To some extent, I think it’s inevitable that we all turn into our parents. Some people dread it, but for someone who’s lost both of her parents this is something I’ve come to cherish.
With Mother’s Day approaching, I’ve naturally been thinking a lot about my Mom. For years I dreaded the holiday since it felt like a reminder that I was motherless. Since I’ve become a parent myself, my focus has shifted. My goal is to live their legacy by being the best parent I can be and I think has helped me to find closure in the grieving process. And lately, I’ve been noticing just how much of my personality comes from my Mom.
Before there were “Pinterest Moms,” there was my mother. She would take any theme or holiday and take it to the next level. I distinctly remember her studying all of the Polish traditions for Christmas so that she could celebrate it properly for my Dad. There were many elaborate Birthday parties growing up and many celebrations that happened even when there wasn’t a holiday.
As much as she made every day special and holidays something to look forward to, she was so hard on herself. I remember countless frustrated moments when she wanted everything to be perfect and things weren’t working out. These days, I see myself doing the exact same thing.
My Mom was a type one Diabetic and with her disease brought complications that kept her from being a “normal Mom” and I know it bothered her. When I was very young she became legally blind after complications with her pregnancies, so she was never able to drive me to school or activities. For me, the only difference I noticed growing up were her frequent trips to the doctor. But looking back I can understand how she felt.
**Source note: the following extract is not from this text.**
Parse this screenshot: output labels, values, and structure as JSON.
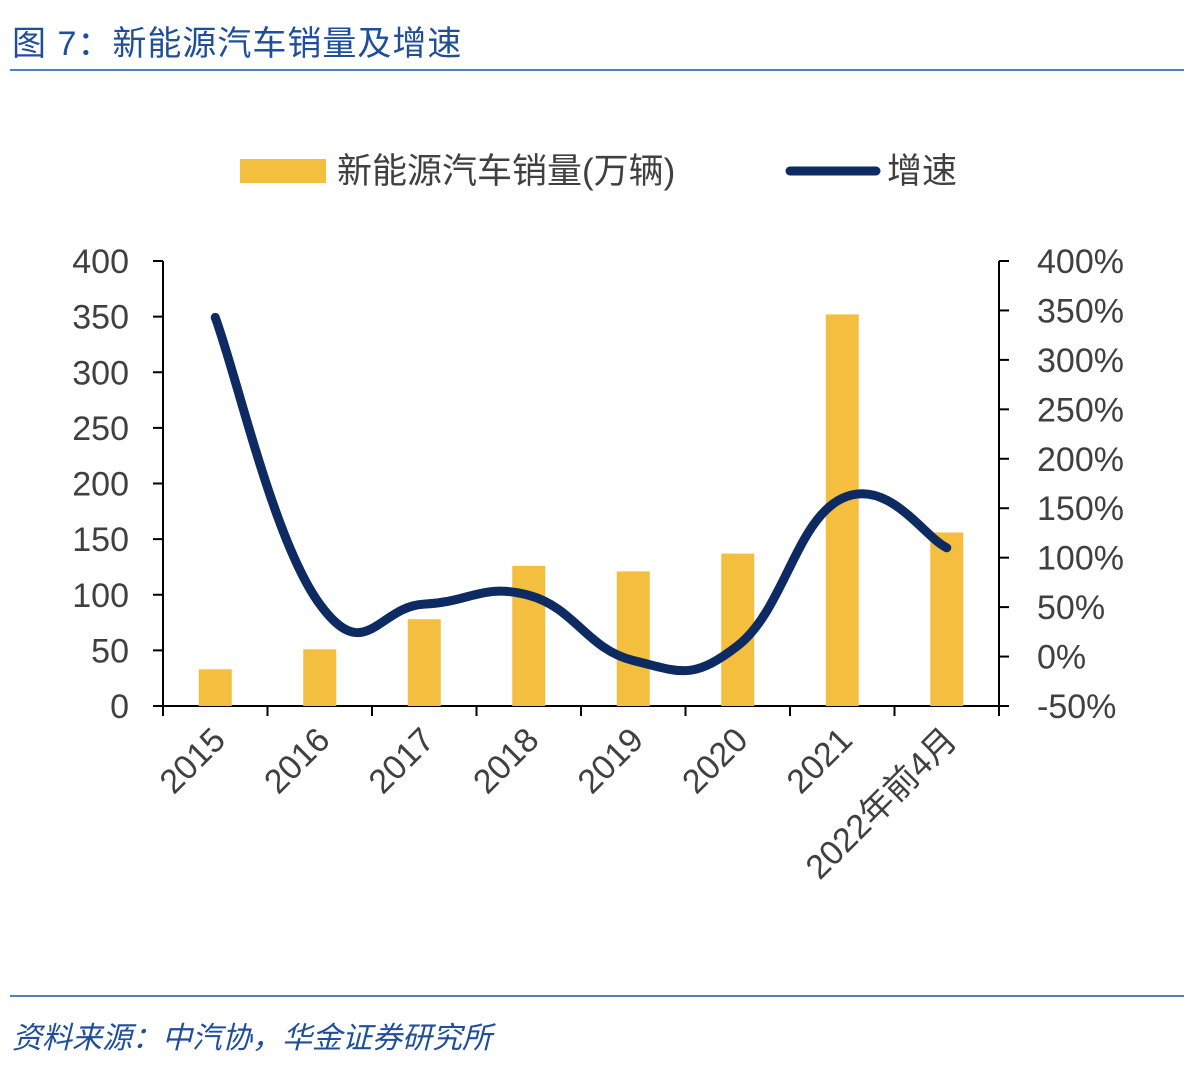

There have been so many times I’ve wanted to go back in time to my childhood and tell my Mom not to be so hard on herself. Sometimes it feels horrible to understand her struggle and as much as I wish I could tell her I get it, I’ve learned to find comfort in this new stage of our mother daughter relationship.
As much as my Mom was a perfectionist, she had a distinct way of seeing the best of everything. Even though she was hard on herself, she did a good job of talking herself out of it and finding the best in any situation.
I could go on and on about the struggles my Mom went through in her life, but I won’t. The most important part of her story is how much she’s touched the people who knew her even after she is no longer physically with us. Her legacy lives on in myself and so many others who use her as a reminder to see the good in life.
I started this blog six years ago as a way to hold myself accountable as I trained for my first marathon in memory of my Mom. Since then it’s brought me through so many phases of life. Lately I’ve been struggling with what to share and sometimes feel that my life is “not blogworthy,”
When I think about it, maybe sharing my day-to-day of motherhood is just as big as writing about marathon training. Maybe, it’s become my way of sharing my parents’ legacy and reminding myself to see the best in every situation. So for now, this blog post is serving as a good reminder to keep doing what I’m doing, because even if it’s not perfect there’s definitely a lot of good in it and that’s what life is all about.
What traits do you get from your Mom?